Pour la plupart des gens, les congés d’été signent le début de la déconnexion avec leurs smartphones et la véritable connexion avec le monde environnant, plus familial, amical et festif. Pour autant, cette trêve estivale rime-t-elle réellement avec détox digitale ? Quelle relation entretenons-nous avec nos smartphones ? Bigben Connected, entreprise française de l’accessoire pour smartphones et tablettes, a souhaité comprendre et analyser la relation que les Français entretiennent avec cet objet du quotidien.

Mais quelles spécificités pour la région Auvergne Rhône-Alpes ?

Si la région Auvergne Rhône-Alpes est très représentative de la moyenne nationale, elle est également la région de France où les habitants sont le plus attachés à leur smartphone. En effet, 75% des personnes interrogées en région Auvergne Rhône-Alpes ont indiqué compter utiliser leur smartphone pour immortaliser leurs souvenirs de vacances, contre 67,03% pour la moyenne nationale.

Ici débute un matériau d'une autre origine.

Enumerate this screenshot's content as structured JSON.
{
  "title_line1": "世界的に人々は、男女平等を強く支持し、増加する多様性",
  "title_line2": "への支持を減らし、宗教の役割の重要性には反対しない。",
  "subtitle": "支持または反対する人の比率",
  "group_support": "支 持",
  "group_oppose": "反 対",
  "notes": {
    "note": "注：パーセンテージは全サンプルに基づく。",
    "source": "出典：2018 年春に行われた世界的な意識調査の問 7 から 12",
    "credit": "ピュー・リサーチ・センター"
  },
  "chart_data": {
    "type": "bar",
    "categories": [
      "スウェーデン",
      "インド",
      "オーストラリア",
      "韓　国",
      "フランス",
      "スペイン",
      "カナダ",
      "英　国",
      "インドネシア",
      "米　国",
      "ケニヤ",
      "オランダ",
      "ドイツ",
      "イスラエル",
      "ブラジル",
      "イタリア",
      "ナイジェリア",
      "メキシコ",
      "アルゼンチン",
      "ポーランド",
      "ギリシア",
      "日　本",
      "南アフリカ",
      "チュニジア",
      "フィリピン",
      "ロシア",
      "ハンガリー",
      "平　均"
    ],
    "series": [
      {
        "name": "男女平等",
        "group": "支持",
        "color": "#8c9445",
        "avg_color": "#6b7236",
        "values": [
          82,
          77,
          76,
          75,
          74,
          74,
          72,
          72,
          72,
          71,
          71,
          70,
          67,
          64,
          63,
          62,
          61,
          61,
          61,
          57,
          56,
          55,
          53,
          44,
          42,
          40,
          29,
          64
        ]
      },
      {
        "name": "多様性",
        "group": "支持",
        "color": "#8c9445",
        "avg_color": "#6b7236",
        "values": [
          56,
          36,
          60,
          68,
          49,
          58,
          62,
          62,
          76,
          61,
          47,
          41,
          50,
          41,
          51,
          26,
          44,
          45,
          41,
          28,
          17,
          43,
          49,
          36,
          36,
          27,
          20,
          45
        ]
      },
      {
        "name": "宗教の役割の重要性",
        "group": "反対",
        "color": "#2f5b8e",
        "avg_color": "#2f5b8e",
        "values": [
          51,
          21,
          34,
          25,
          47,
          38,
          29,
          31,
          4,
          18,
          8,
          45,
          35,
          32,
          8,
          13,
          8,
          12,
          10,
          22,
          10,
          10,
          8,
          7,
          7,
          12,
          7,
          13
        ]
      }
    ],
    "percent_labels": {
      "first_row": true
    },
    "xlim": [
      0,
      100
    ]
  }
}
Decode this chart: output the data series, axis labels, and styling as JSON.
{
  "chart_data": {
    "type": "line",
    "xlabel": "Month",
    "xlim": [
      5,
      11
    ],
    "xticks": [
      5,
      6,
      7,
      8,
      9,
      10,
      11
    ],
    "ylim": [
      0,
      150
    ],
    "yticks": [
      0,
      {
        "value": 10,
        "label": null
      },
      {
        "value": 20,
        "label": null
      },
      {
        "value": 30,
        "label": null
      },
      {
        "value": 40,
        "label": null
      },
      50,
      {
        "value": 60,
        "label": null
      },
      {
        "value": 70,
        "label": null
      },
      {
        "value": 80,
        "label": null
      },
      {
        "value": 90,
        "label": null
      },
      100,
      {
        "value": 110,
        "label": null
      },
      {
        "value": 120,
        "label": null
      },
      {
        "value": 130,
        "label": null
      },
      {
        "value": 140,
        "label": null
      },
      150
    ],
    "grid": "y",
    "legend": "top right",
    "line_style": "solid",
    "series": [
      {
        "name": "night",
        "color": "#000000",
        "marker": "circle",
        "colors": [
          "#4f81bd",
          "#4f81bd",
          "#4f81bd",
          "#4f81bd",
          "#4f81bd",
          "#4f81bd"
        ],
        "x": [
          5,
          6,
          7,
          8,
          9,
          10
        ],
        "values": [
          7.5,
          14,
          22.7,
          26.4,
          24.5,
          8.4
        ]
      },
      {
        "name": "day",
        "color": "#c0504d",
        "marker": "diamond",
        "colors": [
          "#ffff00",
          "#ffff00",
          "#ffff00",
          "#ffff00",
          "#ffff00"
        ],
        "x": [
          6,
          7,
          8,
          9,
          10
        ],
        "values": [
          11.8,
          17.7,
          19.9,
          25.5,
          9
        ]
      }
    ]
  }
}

Pour 40% des personnes interrogées dans cette région, le smartphone est une part intégrante de leur intimité, un objet incontournable à protéger. Seulement 37% se sentiraient « Simplement ennuyés » alors que pour les 63% restants, le ressenti seraient beaucoup plus marqué (Dépourvu 33 % / Anxieux 12% / En panique 18%) en cas de perte ou de casse de leur smartphone.

Entretien avec le Dr. Laurent Karila, spécialiste des addictions comportementales

Que pensez-vous des grands chiffres de la relation des français au smartphone ?
Dr Laurent Karila : On voit la place importante du smartphone dans la vie quotidienne mais elle n’est pas prépondérante : assistance de vie de tous les jours, intimité, outil cognitif. Il aide à stocker les souvenirs mais c’est juste un outil, car quand il n’y en avait pas, l’homme s’adaptait autrement. Je parlerai plutôt de la plasticité de l’être humain à s’adapter aux choses et à l’environnement. Le nombre de consultations n’est pas un critère suffisant pour parler d’addiction. La fréquence d’usage doit être couplée à d’autres éléments. Plus de 50 fois, on parle plutôt d’hyper-usage, la notion de contrôle est importante. Le smartphone cassé, sans réseau, sans batterie est lié à la peur d’être déconnecté. Ce phénomène ne touche pas tout le monde.

Plus précisément, le smartphone serait-il devenu une forme d’extension de soi ?
Dr Laurent Karila : L’extension de soi est un terme que j’ai utilisé rapidement dans le cadre de mon travail sur l’utilisation, l’hyper usage, l’addiction aux smartphones. Oui, le smartphone est un cordon ombilical psychosocial, un doudou virtuel… Il rassure, permet de vérifier, facilite le maintien d’une proximité symbolique en réponse immédiate à toute sollicitation et peut être source d’angoisse lorsqu’il est absent.

Dans les cas les plus extrêmes, on parle de nomophobie. Quels sont les symptômes ?
Dr Laurent Karila : La nomophobie n’est pas un cas extrême. C’est une techno-angoisse de séparation. Elle se manifeste par des symptômes d’anxiété en cas de perte, de mauvaise couverture réseau ou de batterie faible (UK Post, 2008). Parmi 200 utilisateurs d’iPhone, 75% d’entre eux dormaient avec et 69% préféraient perdre leur valise que leur smartphone (Étude Stanford, 2010). La nomophobie est fréquemment associée à l’angoisse d’être déconnecté (AED ou Fear of Missing out (FoMO) en anglais), de rater des échanges, des tchats, des moments virtuels, des statuts facebook, des tweets, des snaps…

Pour conclure, le Docteur Karila, spécialisé dans l’addictologie et porte-parole de l’association SOS Addictions évoque les bénéfices de cette technologie de pointe, et ajoute “la vie virtuelle et réelle est une balance décisionnelle avec également ses inconvénients. Contrôler, gérer son temps avec son smartphone sont les mots clés d’un bon usage du doudou virtuel.”